Neatly, in The Armstrong & Miller Show, Armstrong once sent up both himself and the WDYTYA? format, hoping to uncover lots of grand female ancestors only to find that they were all listed in the records as whores. No such embarrassment awaited him last night, although he might have welcomed the odd whore among all the bona fide aristocrats. No self-respecting satirist should come from such a long line of nobs.

Still, he was endearingly gratified to learn about Edward Somerset in particular, an ardent royalist who lent King Charles (I think I heard this correctly) the 17th-century equivalent of £70m in today's money. During the Civil War, Edward tried to be a soldier and even a spy but was pretty hopeless at both; following the Restoration, however, he pursued a more successful career as an inventor, devising something called the water-commanding engine, which anticipated the age of steam power by almost two centuries. In 1861, indeed, the Victorian collector Bennet Woodcroft got so excited about Edward's invention, said to have been buried with him, that he opened up the marquess's tomb and searched it. Sadly, the water-commanding engine wasn't there, so Woodcroft consoled himself by taking the remains of one of Edward's fingers for his museum. Digital remastering, it would be called now.

No amount of digital remastering would have improved the pilot episode of The Adventures of Daniel, just some top-to-bottom rewriting. Not unlike the BBC's other new sitcom, Grandma's House, The Adventures of Daniel revolves in sub-Seinfeld fashion around a comedian playing himself, in this case the teenage Scottish stand-up Daniel Sloss. He seems like an engaging and talented lad, but he was ill-served by some gruesomely unfunny material, all constructed around the notion that his (Scottish) girlfriend's (English) dad didn't care for him, but thought that his (Scottish) girlfriend's (English) sister's (Scottish) boyfriend was the bee's knees. As the (Scottish) girlfriend's (English) mother, looking faintly as though she had wandered into the wrong rehearsal room, was Imogen Stubbs.

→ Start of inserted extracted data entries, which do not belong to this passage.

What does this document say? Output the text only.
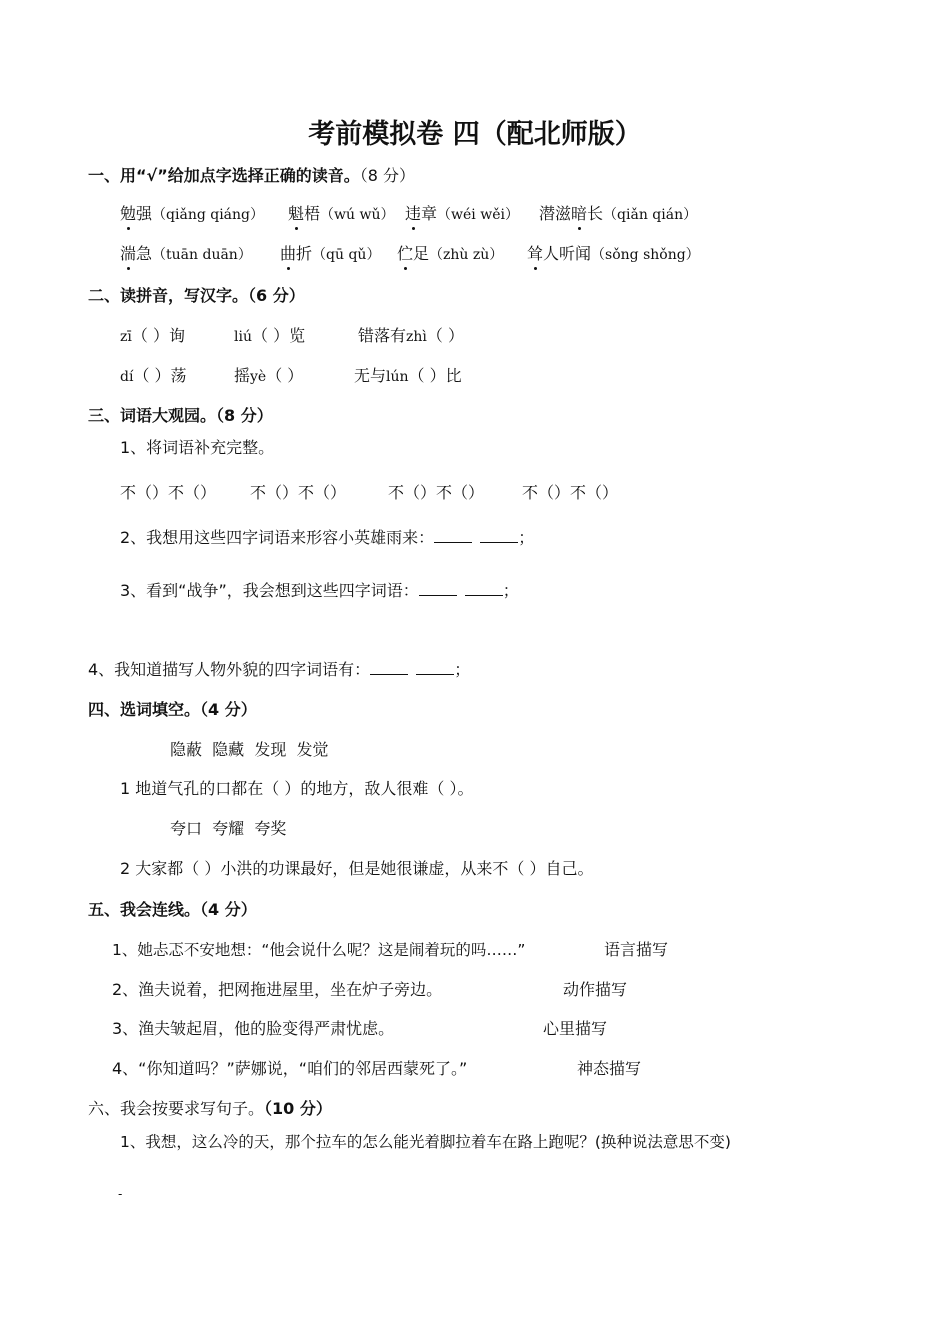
考前模拟卷 四（配北师版）
一、用“√”给加点字选择正确的读音。（8 分）
勉强（qiǎng qiáng） 魁梧（wú wǔ） 违章（wéi wěi） 潜滋暗长（qiǎn qián）
湍急（tuān duān） 曲折（qū qǔ） 伫足（zhù zù） 耸人听闻（sǒng shǒng）
二、读拼音，写汉字。（6 分）
zī（ ）询	liú（ ）览	错落有zhì（ ）
dí（ ）荡	摇yè（ ）	无与lún（ ）比
三、词语大观园。（8 分）
1、将词语补充完整。
不（）不（） 不（）不（）	不（）不（） 不（）不（）
2、我想用这些四字词语来形容小英雄雨来：	；
3、看到“战争”，我会想到这些四字词语：	；
4、我知道描写人物外貌的四字词语有：	；
四、选词填空。（4 分）
隐蔽  隐藏  发现  发觉
1 地道气孔的口都在（ ）的地方，敌人很难（ ）。
夸口  夸耀  夸奖
2 大家都（ ）小洪的功课最好，但是她很谦虚，从来不（ ）自己。
五、我会连线。（4 分）
1、她忐忑不安地想：“他会说什么呢？这是闹着玩的吗……”	语言描写
2、渔夫说着，把网拖进屋里，坐在炉子旁边。	动作描写
3、渔夫皱起眉，他的脸变得严肃忧虑。	心里描写
4、“你知道吗？”萨娜说，“咱们的邻居西蒙死了。”	神态描写
六、我会按要求写句子。（10 分）
1、我想，这么冷的天，那个拉车的怎么能光着脚拉着车在路上跑呢？(换种说法意思不变)
-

Some of the previews of this pilot were decidedly enthusiastic. One of them even featured the emotive word "funny". So maybe I was alone in finding it, on the whole, as funny as gastroenteritis. Coincidentally, trawling through the channels not long after watching it, I happened on a superannuated Scottish stand-up, Billy Connolly, on one of his world tours, and was reminded what "funny" really is. But then not everyone is tickled by Connolly, either. What "funny" is more than anything is subjective, so let me just say that The Adventures of Daniel might be your thing, but on this early evidence it certainly isn't mine.

Very much my thing, as regular readers will know, is Coronation Street. But I'm a traditionalist, a sucker for episodes in which the old-timers loom large, such as last night's first half-hour, in which, as Betty Williams (Turpin as was), Betty Driver got to show all her comic timing at the grand old age of 90, bless her. "Ooh, eh, what a palaver!" she said, on hearing about the process facing Becky and Steve McDonald before they could become adoptive parents. In the end the McDonalds were rejected, perhaps partly because Becky told the Weatherfield Council adoption panel that she didn't smoke, apart, obviously, "from two in the morning when you're bladdered". More TV gold.